Beat Sketcher is a new, unique way of playing a rhythm game only possible on PlayStation Move. This may spark the interest of a gaming public that is becoming increasingly jaded about motion-control gaming.

There's likely to be some confusion about what Beat Sketcher actually is and how it plays. Personally, I didn't have a clue when I first loaded the game. It hasn't received much media attention, and (being just a $15 downloadable game) obviously hasn't had much of an ad campaign. Beat Sketcher is at once both a sandbox game as well as a rhythm game. Both types are featured prominently in the game. In the free-drawing mode you can use the the multiple MS-Paint-esque tools to draw as you please with the screen as your canvas.

Beat Sketcher Screenshot

The other major mode is the Challenge Mode, and it is undoubtedly the most intriguing aspect of the game. Anybody who played Elite Beat Agents on the Nintendo DS will be familiar with the type of gameplay going on here. A spot appears on the screen, and the player hovers the Move controller over that spot. A circle then begins to close on the spot (it's a timer). When the circle finishes closing, the player then attempts to trace the prescribed line in beat with the music.
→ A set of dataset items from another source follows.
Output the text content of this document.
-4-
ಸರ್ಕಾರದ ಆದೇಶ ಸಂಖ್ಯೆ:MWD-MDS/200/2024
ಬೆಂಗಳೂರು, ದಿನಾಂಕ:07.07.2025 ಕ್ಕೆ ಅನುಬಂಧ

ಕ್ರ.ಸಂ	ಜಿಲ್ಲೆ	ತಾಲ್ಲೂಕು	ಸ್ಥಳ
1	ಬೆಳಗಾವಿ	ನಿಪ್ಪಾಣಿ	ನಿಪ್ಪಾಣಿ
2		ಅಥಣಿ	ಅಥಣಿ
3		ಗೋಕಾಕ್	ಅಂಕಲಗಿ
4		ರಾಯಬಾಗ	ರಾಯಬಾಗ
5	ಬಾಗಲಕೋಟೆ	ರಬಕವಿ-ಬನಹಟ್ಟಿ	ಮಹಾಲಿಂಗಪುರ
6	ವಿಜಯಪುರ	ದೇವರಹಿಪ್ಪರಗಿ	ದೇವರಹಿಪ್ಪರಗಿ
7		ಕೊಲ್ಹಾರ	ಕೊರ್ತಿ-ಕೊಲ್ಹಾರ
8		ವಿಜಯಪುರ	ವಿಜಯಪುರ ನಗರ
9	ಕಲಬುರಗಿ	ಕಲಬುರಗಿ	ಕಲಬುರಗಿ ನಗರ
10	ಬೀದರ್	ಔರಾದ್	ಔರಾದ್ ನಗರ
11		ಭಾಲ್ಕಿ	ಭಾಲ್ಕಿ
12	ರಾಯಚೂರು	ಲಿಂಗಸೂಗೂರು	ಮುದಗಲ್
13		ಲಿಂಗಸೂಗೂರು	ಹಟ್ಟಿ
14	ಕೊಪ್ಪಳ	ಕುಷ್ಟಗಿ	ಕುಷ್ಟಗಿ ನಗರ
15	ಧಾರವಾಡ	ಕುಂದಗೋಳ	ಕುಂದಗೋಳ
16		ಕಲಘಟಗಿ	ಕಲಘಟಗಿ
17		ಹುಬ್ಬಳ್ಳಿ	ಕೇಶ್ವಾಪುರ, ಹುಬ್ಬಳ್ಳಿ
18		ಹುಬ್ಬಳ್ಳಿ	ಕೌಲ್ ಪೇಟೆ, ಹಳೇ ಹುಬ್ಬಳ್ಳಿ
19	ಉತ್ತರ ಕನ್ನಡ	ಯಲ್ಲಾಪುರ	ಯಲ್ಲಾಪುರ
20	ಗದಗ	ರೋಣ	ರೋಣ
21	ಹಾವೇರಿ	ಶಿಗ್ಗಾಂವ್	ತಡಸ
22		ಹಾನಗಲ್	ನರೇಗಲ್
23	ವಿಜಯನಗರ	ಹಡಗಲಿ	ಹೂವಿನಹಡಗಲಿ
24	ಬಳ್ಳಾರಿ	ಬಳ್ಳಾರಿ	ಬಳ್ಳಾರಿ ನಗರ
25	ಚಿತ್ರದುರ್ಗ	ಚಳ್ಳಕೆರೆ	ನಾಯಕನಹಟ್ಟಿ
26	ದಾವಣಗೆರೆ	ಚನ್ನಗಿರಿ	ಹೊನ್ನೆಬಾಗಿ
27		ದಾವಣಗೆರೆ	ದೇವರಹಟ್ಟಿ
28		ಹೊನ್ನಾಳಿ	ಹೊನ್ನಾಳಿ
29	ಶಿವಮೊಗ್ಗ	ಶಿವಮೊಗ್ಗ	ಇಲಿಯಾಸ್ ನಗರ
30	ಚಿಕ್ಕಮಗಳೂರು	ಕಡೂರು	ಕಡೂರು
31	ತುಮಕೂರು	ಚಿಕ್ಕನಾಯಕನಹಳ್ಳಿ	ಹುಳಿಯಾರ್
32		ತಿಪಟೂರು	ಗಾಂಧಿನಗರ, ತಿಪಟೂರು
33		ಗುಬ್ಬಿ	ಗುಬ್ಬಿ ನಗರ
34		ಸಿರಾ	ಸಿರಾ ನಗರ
Even if it does ape pretty liberally from Elite Beat Agents' formula, it's welcome here and works fairly well. It isn't perfect though. For starters, the objective of tracing the line according to the music is difficult. How to understand the pace of each line isn't explained well. Since each line comes at a different point in the song, the speed will vary, and it's hard to know how fast you'll need to trace it. Also, tracing the line precisely is nearly impossible, and the system isn't lenient.

Beat Sketcher Screenshot

Which lines receive great scores and which get bad scores seems arbitrary. You can trace the line perfectly (in terms of shape and length) but may still get a "Bad" rating since it was off-kilter. At the same time, your line can be ugly as sin, wiggling, and off-beat, and it will still get an "Excellent" score. The scoring just doesn't seem to line up with the objective of eventually making a good picture.

The fact that the challenge mode is the best reason to own Beat Sketcher is disappointing. It can be bested in very little time at all. So even though I'd love to recommend this game based solely on the weight of this unique rhythm game, the brevity makes that impossible. You'll need to plan on getting some value out of the free-sketching mode in order to get your money's worth here.

Beat Sketcher Screenshot

Beat Sketcher will work best for families, the first family-oriented game to be introduced on the move. There's potential here for a quality hardcore game, but the effort just wasn't put into it, and there's not enough content to justify a purchase based on those grounds.

The free-sketch mode is engaging, although light on content. It plays out essentially like Microsoft Paint except you use the controller to paint the screen as though it were the canvas for your masterwork. The big problem here is that almost everything turns out looking like rubbish. You can use all of the awesome tools at your disposal, but my suspicion is that it would take dozens of hours to become competent enough with the tool set to create anything worthwhile.